SFL Data spent two days last week at the 2011 Georgetown Advanced eDiscovery Institute. The 8th edition of this great conference offered a packed lineup of industry luminaries, including many of the judges who have authored significant eDiscovery opinions in recent years (including Scheindlin, Facciola, Grimm, Rosenthal and Peck). The sold-out conference’s speaker panels raised lots of thought-provoking (and cutting-edge) issues, and provided a glimpse of where our industry is headed in years to come. We wanted to share some of the highlights:
Cooperation and Reasonableness Remain Your Best Guidance Regarding Data Preservation Obligations
Data preservation (and the challenge of pinpointing triggering events) clearly remains a source of great consternation for corporations and counsel. Questions and discussion abounded at the conference in this area. The risk of sanctions (and their related stigma) related to data preservation leave parties hungry for clearer guidance about their obligations. Unfortunately, the bright line guidance they so desperately desire is not easily achieved. The Hynix and Micron rulings related to Rambus’ data destruction don’t provide much (or any) additional clarity here, as the Federal Circuit merely affirmed the existing language that preservation obligations are triggered when litigation is “reasonably foreseeable.” Furthermore, several of the judges at the conference contended that bright line guidance will never really be possible, and that judgment calls will always be needed as companies evaluate whether and when to preserve or destroy electronic data. Rather, the judges advised that companies should continue to focus on “reasonable” behavior and on demonstrating cooperation with the other side. The judges reiterated a viewpoint here that was expressed in Zubulake, namely that you should take note at the moment you are tempted to label documents or correspondence as attorney work product. That is a very good sign that your preservation obligations have just been triggered.
Temper Your Expectations For How Much Any Amended eDiscovery Rules Will Change the Game
One panel discussed at length the recent and ongoing work to evaluate the proposals and comments for possible amendments to the existing civil rules governing eDiscovery practice. Judges Grimm and Rosenthal lauded the participants of this process for the analytical depth and quality of the comments that have been submitted. These materials are available on the U.S. Courts website (www.uscourts.gov). The judges cautioned, however, that we should temper our expectations about how much any rules amendments can really do. The judges reminded attendees that under the Rules Enabling Act, rule amendments cannot change substantive law, and that any changes will take a long time to enact. Judge Rosenthal suggested that more rapid and impactful changes will likely be brought about by the various pilot programs now in use (e.g. in the 7th Circuit, the Western District of Pennsylvania, and the Southern District of New York).
“Location-Based eDiscovery” — the Cutting-Edge Issue You Probably Have Never Heard of
Most of us have eagerly adopted the new technologies provided by iPads, smartphones, and social media. Yet few of us have stopped to consider the potential privacy impacts of these technologies, not to mention the plethora of possible eDiscovery applications for this type of data.
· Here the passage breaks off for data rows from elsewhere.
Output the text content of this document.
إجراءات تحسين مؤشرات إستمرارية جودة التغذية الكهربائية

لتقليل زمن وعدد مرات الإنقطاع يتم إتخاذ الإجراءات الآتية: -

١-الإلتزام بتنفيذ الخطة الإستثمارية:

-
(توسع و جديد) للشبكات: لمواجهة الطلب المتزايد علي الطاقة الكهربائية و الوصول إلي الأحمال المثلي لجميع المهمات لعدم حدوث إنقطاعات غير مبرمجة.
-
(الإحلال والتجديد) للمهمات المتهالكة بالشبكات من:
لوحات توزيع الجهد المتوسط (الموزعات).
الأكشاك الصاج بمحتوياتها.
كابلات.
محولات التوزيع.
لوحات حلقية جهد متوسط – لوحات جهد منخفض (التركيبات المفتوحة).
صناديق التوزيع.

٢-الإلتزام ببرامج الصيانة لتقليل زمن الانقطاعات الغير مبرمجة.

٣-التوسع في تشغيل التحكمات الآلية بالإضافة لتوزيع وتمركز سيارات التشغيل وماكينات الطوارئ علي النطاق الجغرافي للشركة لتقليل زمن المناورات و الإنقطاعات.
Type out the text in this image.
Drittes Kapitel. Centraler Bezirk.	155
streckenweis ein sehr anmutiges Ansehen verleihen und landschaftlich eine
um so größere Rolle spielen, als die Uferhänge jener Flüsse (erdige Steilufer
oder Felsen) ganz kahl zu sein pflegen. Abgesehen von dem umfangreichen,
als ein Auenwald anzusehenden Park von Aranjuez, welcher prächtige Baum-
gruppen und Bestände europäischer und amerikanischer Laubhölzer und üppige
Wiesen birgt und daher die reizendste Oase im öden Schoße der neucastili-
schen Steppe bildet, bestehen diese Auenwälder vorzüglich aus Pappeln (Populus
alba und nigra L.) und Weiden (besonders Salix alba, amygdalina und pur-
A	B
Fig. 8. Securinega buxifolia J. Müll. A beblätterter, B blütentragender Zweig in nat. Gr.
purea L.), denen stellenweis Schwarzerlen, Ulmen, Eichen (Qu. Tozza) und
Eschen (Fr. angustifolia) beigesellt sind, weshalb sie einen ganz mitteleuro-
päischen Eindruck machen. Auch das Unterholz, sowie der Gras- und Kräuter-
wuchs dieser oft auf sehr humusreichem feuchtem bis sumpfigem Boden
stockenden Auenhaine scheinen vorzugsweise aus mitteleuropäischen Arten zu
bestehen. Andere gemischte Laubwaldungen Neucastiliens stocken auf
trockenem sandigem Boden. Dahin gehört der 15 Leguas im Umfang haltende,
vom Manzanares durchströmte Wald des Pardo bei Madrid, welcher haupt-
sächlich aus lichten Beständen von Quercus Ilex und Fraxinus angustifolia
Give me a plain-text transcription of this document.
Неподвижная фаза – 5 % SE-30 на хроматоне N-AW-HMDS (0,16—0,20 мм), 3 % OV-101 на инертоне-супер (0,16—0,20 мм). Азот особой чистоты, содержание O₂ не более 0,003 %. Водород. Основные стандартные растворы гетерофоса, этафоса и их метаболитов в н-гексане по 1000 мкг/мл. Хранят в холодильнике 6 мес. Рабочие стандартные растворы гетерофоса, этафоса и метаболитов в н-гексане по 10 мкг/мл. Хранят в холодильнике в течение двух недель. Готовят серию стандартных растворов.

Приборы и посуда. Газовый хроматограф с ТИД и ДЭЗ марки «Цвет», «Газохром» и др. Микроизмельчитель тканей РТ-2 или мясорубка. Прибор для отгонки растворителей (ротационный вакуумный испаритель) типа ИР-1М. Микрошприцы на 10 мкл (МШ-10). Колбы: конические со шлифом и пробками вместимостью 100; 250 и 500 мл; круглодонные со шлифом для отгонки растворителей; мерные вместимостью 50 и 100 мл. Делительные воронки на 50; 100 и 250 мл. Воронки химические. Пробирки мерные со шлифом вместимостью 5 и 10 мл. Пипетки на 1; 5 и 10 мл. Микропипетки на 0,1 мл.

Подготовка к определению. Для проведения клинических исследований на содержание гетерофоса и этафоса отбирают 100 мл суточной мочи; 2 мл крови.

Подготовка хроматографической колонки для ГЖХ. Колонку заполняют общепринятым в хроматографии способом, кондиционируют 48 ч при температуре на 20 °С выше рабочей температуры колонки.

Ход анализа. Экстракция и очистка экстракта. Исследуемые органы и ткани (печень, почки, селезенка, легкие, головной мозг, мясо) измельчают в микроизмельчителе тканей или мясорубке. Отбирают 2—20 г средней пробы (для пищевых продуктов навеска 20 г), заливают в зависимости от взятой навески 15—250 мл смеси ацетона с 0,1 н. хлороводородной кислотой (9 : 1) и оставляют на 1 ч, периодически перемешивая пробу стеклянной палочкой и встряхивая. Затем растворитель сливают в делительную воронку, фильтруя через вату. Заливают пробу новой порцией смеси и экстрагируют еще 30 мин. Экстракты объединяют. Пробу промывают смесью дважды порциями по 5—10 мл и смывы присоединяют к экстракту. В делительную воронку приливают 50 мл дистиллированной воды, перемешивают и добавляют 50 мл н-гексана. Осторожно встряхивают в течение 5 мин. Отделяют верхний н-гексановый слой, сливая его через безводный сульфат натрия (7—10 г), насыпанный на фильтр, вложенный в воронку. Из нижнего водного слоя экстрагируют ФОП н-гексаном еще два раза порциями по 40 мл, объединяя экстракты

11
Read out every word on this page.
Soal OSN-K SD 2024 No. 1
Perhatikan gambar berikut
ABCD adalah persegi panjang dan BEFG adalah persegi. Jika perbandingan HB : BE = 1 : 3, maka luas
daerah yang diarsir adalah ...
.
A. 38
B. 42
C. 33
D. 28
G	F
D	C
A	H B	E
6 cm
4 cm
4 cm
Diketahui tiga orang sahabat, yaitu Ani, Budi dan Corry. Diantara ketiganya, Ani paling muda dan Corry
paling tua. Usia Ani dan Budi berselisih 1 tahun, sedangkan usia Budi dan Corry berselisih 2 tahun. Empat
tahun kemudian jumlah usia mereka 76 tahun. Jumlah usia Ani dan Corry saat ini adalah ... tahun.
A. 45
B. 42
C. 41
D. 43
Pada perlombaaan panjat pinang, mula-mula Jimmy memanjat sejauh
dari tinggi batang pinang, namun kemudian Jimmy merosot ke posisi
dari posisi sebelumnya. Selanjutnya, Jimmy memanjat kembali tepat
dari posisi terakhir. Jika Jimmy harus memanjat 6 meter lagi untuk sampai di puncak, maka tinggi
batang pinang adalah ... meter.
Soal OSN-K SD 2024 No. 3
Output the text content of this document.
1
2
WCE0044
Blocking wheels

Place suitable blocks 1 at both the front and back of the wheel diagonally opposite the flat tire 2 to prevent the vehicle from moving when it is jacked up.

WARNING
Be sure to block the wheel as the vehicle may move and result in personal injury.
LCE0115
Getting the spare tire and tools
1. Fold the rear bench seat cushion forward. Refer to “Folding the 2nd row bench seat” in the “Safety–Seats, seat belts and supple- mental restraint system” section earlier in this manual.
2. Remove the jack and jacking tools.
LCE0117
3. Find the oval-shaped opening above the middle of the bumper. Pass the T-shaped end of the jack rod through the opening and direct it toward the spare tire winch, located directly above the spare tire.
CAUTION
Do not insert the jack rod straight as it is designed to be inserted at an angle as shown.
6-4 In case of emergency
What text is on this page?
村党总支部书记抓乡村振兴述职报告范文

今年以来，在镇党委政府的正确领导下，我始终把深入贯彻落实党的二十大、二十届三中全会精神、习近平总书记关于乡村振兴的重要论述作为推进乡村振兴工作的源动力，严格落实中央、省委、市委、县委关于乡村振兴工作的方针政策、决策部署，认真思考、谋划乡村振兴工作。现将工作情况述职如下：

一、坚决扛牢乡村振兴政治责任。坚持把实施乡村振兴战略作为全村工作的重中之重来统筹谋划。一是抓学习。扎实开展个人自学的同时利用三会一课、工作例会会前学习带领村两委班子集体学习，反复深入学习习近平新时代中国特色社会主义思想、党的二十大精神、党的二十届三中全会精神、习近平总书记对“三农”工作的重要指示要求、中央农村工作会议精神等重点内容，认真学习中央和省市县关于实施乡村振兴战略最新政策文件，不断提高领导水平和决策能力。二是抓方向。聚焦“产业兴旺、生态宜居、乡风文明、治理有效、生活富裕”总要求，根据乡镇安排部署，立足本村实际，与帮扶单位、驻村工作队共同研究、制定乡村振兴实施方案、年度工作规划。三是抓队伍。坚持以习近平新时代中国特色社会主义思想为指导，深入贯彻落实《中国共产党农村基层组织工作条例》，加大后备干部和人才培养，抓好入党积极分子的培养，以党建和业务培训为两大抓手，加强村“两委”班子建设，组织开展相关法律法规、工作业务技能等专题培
So-called “location based eDiscovery” includes things such as GPS history data (stored on your handset device), cell tower data (kept by carriers, and allowing triangulation of where an individual is or was at a particular point in time), wi-fi logs, near-field communication (e.g. paying for a coffee with your smartphone), and uplink time differential of arrival (UTDOA). David Isom, a former Greenberg Traurig partner now in solo practice in Salt Lake City, presented on these topics. He predicted that if you have not yet dealt with location-based eDiscovery, you will soon (or that you should). We can point you to the paper he published on this topic here: www.isomlawfirm.com/location-privacy.php. Location-based eDiscovery issues are also present in the much-watched Jones matter currently pending before the U.S. Supreme Court.
Analytical Tools for Document Review Already Surpass Manual Human Processes, and Will Only Get Better
It seems that much of the recent literature about topics such as predictive coding and automated review has emphasized whether and when these technologies would be ready for everyday use on active cases, as well as concern over whether they are defensible. The conference panel that addressed analytical review tools shared a different message: it is already here, it already works better than manual human review, and you should be using it now. The panelists summarized various research showing that manual human review is approximately 70% accurate at identifying responsive documents across a population. And that machine-assisted review using analytics software can already be 80% accurate or more, while saving tremendous time and cost. They emphasized that you should not wait for automated review technology to become “perfect,” in light of the fact that the existing, manual human review processes are already far from perfect (one panelist went so far as to say that existing, manual human review is “bad”). The panelists shared that in defending your use of automated review, you need to focus on demonstrating the defensibility of your process, as opposed to the defensibility of any particular automated review technology.